Reduce airport ride cancellations under causal constraints
Company: PayPal
Role: Data Scientist
Category: Analytics & Experimentation
Difficulty: easy
Interview Round: Onsite
##### Question
You are a Data Scientist supporting an **airport rides / airport pickups** team at a ride-hailing marketplace. Airport pickups are operationally different from city pickups, and **cancellation rates are high**, hurting marketplace efficiency and the experience of both riders and drivers.
Key context that makes this hard:
- Drivers usually enter an **airport queue** (FIFO / priority rules). A driver or rider cancellation can be especially costly: the driver may lose their queue position and have to leave the holding lot and re-enter.
- Riders at airports are a special segment: navigation to pickup zones is confusing, many are **one-time users**, and trip intent (business vs personal, luggage, group) varies.
- There are likely **network effects / interference**: changing dispatch, pricing, or guidance for some users affects others waiting in the same shared queue (SUTVA is violated).
- Standard experimentation is hard: geo tests are difficult (few airports, spillover), switchbacks may be operationally risky, and diff-in-diff is biased by strong **time-varying confounding** (flight arrival waves, weather, events, seasonality).
**Goal:** reduce the airport trip cancellation rate **without harming marketplace health**.

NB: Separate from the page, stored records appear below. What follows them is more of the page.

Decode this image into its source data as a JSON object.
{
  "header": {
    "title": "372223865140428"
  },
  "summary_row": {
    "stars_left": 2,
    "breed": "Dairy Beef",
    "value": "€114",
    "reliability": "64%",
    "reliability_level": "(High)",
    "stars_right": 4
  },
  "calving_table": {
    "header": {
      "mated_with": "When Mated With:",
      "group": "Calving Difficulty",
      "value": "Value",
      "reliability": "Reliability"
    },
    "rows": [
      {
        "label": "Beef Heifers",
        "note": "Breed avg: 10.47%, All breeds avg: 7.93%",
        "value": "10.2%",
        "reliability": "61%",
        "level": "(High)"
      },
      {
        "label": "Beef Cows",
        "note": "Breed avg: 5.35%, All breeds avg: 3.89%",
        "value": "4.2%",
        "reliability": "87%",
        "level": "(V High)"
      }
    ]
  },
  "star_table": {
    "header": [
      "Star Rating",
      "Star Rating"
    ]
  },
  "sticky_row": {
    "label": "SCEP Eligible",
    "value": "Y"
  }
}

Assume access to standard marketplace logs (trip lifecycle events, dispatch events, queue position changes, app events), driver/rider attributes, and airport / terminal / pickup-zone identifiers.
Answer the following:
1. **Problem framing & metrics.** Define **supply**, **demand**, and **marketplace health** for airport pickups. Propose a **primary metric** (or small set) for "reduce cancellations" plus **diagnostic** and **guardrail** metrics. Be explicit about definitions (what counts as a cancellation, by whom, time windows). Discuss **segmentation** (business vs personal, first-time vs repeat, terminal / pickup-zone complexity) and how it guards against Simpson's paradox.
2. **Hypotheses.** Generate plausible, testable hypotheses for why cancellations happen at airports — for **(a) drivers** and **(b) riders** — and include at least one **behavioral / psychology** hypothesis. For each, name the signals you would look for.
3. **Causal identification / experiment design.** Given interference from the shared queue, time-varying confounding, and a limited number of airports (you cannot turn the feature off for an entire region), propose one or more practical designs to estimate the causal impact of an intervention. Address how each handles interference, time variation, and operational constraints. Cover the spectrum from randomized to quasi-experimental approaches.
4. **Satisfaction measurement, data needs, biases, and communication.** Propose **data-driven proxy metrics for driver and rider satisfaction** specific to airports, and explain their limitations. List the **data you would need** and the **main confounders / biases** you would worry about. Explain how you would **communicate the tradeoffs** of an intervention to stakeholders.
Quick Answer: A PayPal Data Scientist onsite product-sense and causal-inference case: design a measurement framework, hypotheses, and experimentation strategy to reduce airport ride cancellations in a ride-hailing marketplace without harming marketplace health. It tests metric trees, interference-aware experiment design (switchback, partial-population, encouragement/IV), satisfaction proxies, confounder handling, and stakeholder communication.